Печально известный шпион Саймон Мулбартон рассказывает, сидя в тюремной камере города Веллингтон, Новая Зеландия:
Да, в Кембридж я поступил в 79-м и именно там обратился в тэтчериста. Я понимаю, сейчас это звучит странно, но видите ли, в чем дело, такая тогда была мода. В те дни нас со всех сторон обступала безработица, рецессия, расовые конфликты, и очень многие из нас, студентов, естественным образом становились пылкими циниками и страстными реалистами, нас притягивал к себе монетаризм, фридманизм, а кое-кого и откровенный тэтчеризм-рейганизм. Не забывайте и о том, что некоторое время спустя всех нас объединило великое дело – Фолклендская война, к нам присоединялось все большее число первокурсников, а защита нашего лидера стала для нас чем-то вроде идеологического боевого клича. Важно представлять себе обстановку того времени, понимаете? Тогда было очень много влиятельных в интеллектуальном отношении профессоров – Кейси, Каулинг, Роджер Скратон, столпы истеблишмента и сочинители столбцов "Солсбери ревю" – тэтчеризм был просто-напросто воздухом, которым мы, не привыкшие подолгу думать студенты, дышали. Мы очень много читали – Пола Джонсона и Фердинанда Маунта; их новые идеи, говорившие: хватай что можешь, пусть всем правит рынок, дави профсоюзы и так далее, казались до крайности привлекательными новому поколению эгоистичных студентов, напуганных перспективой остаться по окончании университета без работы. Некоторые из нас даже посещали Америку избранного несколько раньше Рейгана, и то, что мы видели в ней, вдохновляло нас (поймите, это было еще до того, как всем стало ясно, что он окончательно спятил) – таким простым и привлекательным оно выглядело.
Мой первый контакт с человеком из ЦРУ произошел, сколько я помню, в 1980-м, на втором году моей учебы, во время одного из собраний "Приверженцев", элитного клуба студентов крайне правого толка. На этих собраниях мы по очереди зачитывали друг другу статьи из "Мейл", "Экспресс", "Сан", из чего угодно, – хоть некоторые державшиеся особо крайних убеждений студенты читать толком и не умели. Так или иначе, преподаватель Питерхаус-колледжа, бывший уже не один год человеком Вашингтона, подошел ко мне и спросил, не хочу ли я поработать на ЦРУ. Я с охотой согласился.

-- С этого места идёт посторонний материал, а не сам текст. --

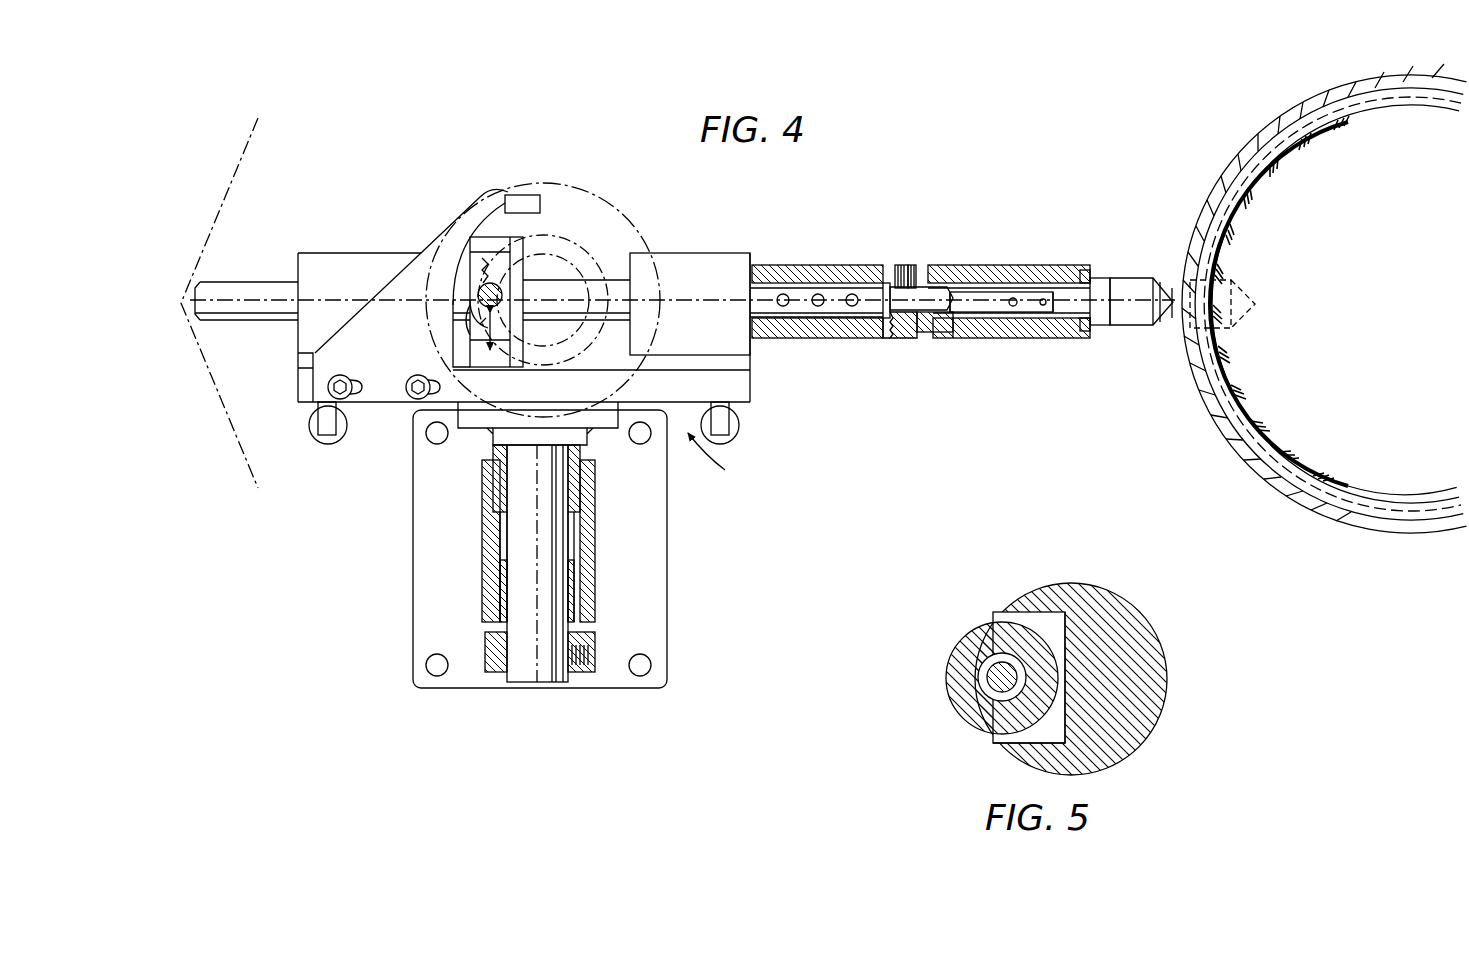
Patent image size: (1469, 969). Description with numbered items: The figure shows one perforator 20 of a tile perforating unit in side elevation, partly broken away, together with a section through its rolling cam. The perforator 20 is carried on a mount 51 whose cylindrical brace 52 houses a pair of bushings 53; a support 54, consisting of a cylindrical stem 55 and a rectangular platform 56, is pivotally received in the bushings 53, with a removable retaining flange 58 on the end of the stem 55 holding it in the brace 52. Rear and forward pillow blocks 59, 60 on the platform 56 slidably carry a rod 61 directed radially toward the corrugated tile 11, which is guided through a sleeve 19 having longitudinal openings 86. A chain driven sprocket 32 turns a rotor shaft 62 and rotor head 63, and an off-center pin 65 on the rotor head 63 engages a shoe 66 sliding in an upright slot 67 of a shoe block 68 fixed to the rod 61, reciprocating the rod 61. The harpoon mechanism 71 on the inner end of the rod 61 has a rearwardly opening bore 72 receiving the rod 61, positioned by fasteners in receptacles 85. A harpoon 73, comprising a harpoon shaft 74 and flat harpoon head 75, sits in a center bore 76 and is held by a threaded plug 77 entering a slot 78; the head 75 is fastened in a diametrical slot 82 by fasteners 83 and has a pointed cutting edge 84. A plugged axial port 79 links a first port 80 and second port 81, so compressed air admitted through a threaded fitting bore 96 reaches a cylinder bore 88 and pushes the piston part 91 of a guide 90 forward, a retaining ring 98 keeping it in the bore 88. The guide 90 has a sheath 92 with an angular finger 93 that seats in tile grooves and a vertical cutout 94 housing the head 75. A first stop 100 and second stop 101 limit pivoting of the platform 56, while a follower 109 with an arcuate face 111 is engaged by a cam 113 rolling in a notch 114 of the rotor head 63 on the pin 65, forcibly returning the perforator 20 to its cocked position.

Моя преданность правому крылу секретом ни для кого не являлась, и, приступив после Кембриджа к работе в Министерстве иностранных дел, я полагал, что там хорошо сознают, кому принадлежат мои симпатии. Я сразу же начал снабжать информацией моих многочисленных вашингтонских связных. Предателем я себя не считал. В конце концов, американцы сражались плечом к плечу с нами в двух войнах. Они были нашими союзниками. А мы были в долгу перед ними. Разумеется, то же самое можно было сказать и о русских, однако мы смотрели на них несколько иначе. Америка была великой белой надеждой ненасытного капитализма, и мы верили в нее. Я считал, что мои проамериканские настроения служат кровным интересам Британии.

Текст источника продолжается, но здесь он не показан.